Decido ora di condividere con voi ciò che ho scritto l'altro giorno, di getto, momento per momento, cosicchè anche i miei pensieri possano fondersi con i vostri, e appartenervi, come i vostri appartengono a me.

Quando eravamo lì non ho provato né compassione, né mi si sono mai confusi i pensieri.
Non sono d'accordo -e non me ne voglia chi invece lo è- con chi si è fatto prendere troppo dalle emozioni, finendo per idealizzare i detenuti che abbiamo incontrato a S. Vittore.

E' bello pensare di poter parlare, collaborare, confrontarsi, crescere, imparare gli uni dagli altri, e forse costruire insieme qualcosa di buono.

Ma anche se abbiamo visto e ascoltato persone che ci sono sembrate vicine a noi e lontane da come vengono descritte solitamente, non possiamo escludere che qualcuno di loro, magari come il Signor Tonino, potrebbe sparare ancora.

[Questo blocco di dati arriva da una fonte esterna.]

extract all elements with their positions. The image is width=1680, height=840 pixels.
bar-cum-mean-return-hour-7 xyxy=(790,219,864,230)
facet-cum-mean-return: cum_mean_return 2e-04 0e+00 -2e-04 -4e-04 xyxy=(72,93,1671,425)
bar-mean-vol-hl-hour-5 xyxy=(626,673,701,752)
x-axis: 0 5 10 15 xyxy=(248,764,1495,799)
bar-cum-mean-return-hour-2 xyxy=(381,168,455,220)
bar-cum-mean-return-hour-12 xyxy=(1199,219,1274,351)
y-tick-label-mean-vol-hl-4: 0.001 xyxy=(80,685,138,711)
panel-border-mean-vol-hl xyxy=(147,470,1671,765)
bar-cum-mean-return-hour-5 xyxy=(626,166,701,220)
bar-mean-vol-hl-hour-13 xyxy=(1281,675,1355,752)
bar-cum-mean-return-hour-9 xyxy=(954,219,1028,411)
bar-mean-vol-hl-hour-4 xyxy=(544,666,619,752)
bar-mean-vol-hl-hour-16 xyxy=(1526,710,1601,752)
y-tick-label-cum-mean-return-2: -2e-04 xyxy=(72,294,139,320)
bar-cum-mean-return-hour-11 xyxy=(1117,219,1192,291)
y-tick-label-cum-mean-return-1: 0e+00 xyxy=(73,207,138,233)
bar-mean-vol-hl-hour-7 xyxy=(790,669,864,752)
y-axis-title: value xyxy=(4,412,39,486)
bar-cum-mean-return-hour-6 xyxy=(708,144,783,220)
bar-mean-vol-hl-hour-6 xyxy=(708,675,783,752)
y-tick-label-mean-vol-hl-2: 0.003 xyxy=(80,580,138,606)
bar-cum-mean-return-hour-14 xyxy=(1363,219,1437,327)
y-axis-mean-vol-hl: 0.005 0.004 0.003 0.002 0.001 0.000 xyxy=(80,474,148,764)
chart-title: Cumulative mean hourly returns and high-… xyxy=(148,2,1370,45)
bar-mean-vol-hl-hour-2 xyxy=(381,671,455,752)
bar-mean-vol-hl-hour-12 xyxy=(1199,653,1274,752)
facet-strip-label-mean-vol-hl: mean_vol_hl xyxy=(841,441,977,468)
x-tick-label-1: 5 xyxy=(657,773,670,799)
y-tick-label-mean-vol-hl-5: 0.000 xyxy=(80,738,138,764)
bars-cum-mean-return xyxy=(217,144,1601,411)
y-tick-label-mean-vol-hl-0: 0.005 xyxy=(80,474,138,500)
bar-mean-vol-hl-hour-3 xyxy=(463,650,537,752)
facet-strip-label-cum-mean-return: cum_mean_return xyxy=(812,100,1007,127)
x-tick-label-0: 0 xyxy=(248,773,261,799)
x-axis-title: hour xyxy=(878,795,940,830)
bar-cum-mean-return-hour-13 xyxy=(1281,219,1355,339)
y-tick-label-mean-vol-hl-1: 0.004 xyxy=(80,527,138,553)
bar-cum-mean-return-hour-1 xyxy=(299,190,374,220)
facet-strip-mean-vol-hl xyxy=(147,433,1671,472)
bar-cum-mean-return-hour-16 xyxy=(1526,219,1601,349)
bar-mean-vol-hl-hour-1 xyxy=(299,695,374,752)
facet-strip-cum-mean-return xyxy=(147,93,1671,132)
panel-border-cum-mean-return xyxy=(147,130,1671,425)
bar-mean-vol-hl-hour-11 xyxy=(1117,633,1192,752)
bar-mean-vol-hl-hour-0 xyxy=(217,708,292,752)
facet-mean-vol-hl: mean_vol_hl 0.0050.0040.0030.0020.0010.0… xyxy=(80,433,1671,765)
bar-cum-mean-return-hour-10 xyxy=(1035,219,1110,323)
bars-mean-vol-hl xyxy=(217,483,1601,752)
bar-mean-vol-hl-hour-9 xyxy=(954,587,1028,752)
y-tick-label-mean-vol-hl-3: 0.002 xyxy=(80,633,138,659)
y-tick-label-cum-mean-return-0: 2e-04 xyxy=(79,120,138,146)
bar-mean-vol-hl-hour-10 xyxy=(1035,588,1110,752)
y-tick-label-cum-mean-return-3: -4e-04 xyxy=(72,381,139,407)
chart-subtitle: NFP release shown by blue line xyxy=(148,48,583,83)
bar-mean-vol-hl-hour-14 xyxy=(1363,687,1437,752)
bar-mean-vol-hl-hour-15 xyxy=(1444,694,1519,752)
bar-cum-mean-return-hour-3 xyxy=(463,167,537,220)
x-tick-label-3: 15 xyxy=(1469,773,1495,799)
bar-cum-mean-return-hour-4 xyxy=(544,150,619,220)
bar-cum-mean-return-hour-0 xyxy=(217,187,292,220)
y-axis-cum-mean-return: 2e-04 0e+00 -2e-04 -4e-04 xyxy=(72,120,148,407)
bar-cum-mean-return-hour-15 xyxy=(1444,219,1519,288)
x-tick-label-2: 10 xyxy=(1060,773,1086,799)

Certo, li abbiamo sentiti vicini perché abbiamo visto delle PERSONE, con le nostre stesse emozioni, con le nostre stesse fattezze, e non mostri senza ragione o sentimenti. Penso che proprio noi, studenti di psicologia, dovremmo mantenere il giusto distacco critico; appassionarci sì, ma senza perdere di mira che studiare insieme con i detenuti e riconoscerci reciprocamente come persone sono obiettivi bellissimi, ma che obbligano sia noi che loro a un rispetto reciproco duraturo e non limitato all'emozione di un incontro.

Inoltre, lì con noi c'erano circa 30 detenuti, per quanto ho capito, alcuni fanno parte del Gruppo della trasgressione ed altri di un gruppo che si autogestisce. Si tratta di uomini che hanno scelto di impegnarsi, di lavorare, di studiare, di ascoltarsi; hanno intrapreso un cammino per provare a comprendere se stessi, la loro condizione, la società, hanno deciso di colorare il muro del vicolo cieco in cui si trovano, al posto di prenderlo inutilmente a testate. Ammiro il loro impegno, la loro voglia di non smettere di crescere, ma cosa sappiamo degli altri 1900 e più, residenti a S. Vittore? Ciò che abbiamo visto sabato è splendido ma non generalizzabile a tutti i detenuti.
La strada è lunga e difficile, ma un primo passo è fatto.
Facciamone degli altri, se ci sarà consentito, ma senza illuderci che sia semplice.